Comment 1: L005: The instruction (https://www.mdpi.com/journal/ijms/instructions#preparation) says
“Please do not include abbreviated or short forms of the title, such as a running title or head. These will be removed by our Editorial Office.”. Is a running title necessary? This reviewer has looked at the instructions and past papers, but can't find it.
Response: Thank you for clarifying. The running title has been removed from the title page.
Comment 2: L007: The position of 'and' is wrong.
Response: This has been corrected.
Comment 3: L050-72: Since this is the core of the content that follows in the paper, it is a good idea to include an illustration of an organized conceptual diagram.
Response: We have added a cartoon that shows conceptually how we posit heparin may be augmenting the serpin-serine protease interaction (new Figure 1). In the legend of this Figure 1, we have described the Figure in the context of the anti-thrombin III and thrombin interaction since this mechanism is very well characterized.
Comment 4: L107-108: References for the fact of LMWH as UFH.
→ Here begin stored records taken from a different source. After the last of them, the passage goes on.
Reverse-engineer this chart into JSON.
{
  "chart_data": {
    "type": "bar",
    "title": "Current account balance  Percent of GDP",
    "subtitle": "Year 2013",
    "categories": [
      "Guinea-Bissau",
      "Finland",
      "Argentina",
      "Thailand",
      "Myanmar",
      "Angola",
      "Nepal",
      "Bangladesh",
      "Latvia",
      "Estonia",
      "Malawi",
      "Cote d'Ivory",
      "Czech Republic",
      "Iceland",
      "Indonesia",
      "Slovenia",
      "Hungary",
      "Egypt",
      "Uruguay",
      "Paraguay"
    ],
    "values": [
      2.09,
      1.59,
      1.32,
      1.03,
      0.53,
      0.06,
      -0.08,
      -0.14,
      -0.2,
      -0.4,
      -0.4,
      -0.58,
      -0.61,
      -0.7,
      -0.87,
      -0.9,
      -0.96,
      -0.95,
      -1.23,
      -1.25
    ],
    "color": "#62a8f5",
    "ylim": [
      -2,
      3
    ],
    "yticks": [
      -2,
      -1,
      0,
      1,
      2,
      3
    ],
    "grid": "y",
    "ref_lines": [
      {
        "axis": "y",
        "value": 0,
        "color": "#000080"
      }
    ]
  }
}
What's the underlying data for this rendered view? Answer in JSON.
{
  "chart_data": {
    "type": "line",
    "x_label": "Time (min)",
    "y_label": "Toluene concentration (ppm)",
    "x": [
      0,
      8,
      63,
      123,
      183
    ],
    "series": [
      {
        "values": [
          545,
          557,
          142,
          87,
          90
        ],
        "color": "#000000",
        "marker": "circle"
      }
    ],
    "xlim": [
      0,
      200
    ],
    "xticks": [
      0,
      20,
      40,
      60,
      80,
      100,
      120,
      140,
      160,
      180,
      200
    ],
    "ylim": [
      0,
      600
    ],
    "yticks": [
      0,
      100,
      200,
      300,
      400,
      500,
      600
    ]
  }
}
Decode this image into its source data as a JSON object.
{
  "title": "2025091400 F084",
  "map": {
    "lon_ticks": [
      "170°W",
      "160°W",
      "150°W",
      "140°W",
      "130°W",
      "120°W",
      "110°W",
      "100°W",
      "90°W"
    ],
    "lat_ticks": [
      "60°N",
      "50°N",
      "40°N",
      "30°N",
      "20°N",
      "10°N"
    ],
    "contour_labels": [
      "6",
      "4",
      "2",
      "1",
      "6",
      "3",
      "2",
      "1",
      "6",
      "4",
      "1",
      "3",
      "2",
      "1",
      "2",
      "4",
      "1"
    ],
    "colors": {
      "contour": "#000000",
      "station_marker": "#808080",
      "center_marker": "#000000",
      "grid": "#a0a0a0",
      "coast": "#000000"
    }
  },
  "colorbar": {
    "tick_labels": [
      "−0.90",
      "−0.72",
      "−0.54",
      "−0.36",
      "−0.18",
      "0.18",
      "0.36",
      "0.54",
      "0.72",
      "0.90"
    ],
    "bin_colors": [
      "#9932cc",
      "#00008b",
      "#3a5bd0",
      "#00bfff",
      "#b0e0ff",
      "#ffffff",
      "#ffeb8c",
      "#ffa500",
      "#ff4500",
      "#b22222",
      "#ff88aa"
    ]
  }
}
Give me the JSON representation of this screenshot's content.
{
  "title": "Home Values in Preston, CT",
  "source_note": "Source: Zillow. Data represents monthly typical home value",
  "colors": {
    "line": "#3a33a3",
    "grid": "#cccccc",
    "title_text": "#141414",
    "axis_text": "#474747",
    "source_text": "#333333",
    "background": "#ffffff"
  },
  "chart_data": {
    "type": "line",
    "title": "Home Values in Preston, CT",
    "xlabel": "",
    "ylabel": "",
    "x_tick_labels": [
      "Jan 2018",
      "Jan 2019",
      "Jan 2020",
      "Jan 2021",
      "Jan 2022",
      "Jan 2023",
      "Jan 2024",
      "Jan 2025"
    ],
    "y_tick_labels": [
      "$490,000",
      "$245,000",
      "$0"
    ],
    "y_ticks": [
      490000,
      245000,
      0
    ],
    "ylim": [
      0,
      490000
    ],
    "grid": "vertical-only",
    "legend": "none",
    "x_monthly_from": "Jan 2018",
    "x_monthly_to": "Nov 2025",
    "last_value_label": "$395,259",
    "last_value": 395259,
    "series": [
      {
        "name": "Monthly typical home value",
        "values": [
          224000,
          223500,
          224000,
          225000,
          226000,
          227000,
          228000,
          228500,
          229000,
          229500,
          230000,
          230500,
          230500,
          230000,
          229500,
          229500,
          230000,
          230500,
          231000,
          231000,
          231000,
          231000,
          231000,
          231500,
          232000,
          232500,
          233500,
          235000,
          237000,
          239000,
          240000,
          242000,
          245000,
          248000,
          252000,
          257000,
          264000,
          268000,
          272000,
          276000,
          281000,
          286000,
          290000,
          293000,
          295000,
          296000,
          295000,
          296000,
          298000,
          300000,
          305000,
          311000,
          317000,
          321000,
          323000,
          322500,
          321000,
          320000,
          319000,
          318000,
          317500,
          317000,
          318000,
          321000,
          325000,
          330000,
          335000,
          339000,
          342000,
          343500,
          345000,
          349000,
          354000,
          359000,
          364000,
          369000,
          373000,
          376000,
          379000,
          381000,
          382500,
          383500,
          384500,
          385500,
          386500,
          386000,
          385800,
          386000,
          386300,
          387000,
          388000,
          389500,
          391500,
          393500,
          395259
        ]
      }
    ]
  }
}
Response: A reference has been added for the derivation of LMWH from UFH in Section II (A primer on heparin biology).
Comment 5: L132-133: References for the fact of the conformational change upon heparin binding.
Response: The reference we had used for this text is correct as it discusses conformation change of AT-III upon binding of heparin (Ersdal-Badju E et al. J Biol Chem 1997).
Comment 6: L136: for Figure 1, if the authors use the information of the Protein Data Bank, the PDB IDs are to be indicated for the convenience.
Response: We have added the PBD IDs to relabeled Figure 2 legend.
Comment 7: L304, 311: References or explanations for “PiMZ” and ”PiZZ”.
Response: Pi has now been defined as “protease inhibitor.”
Comment 8: L315, 317: wrong fonts
Response: These have been corrected.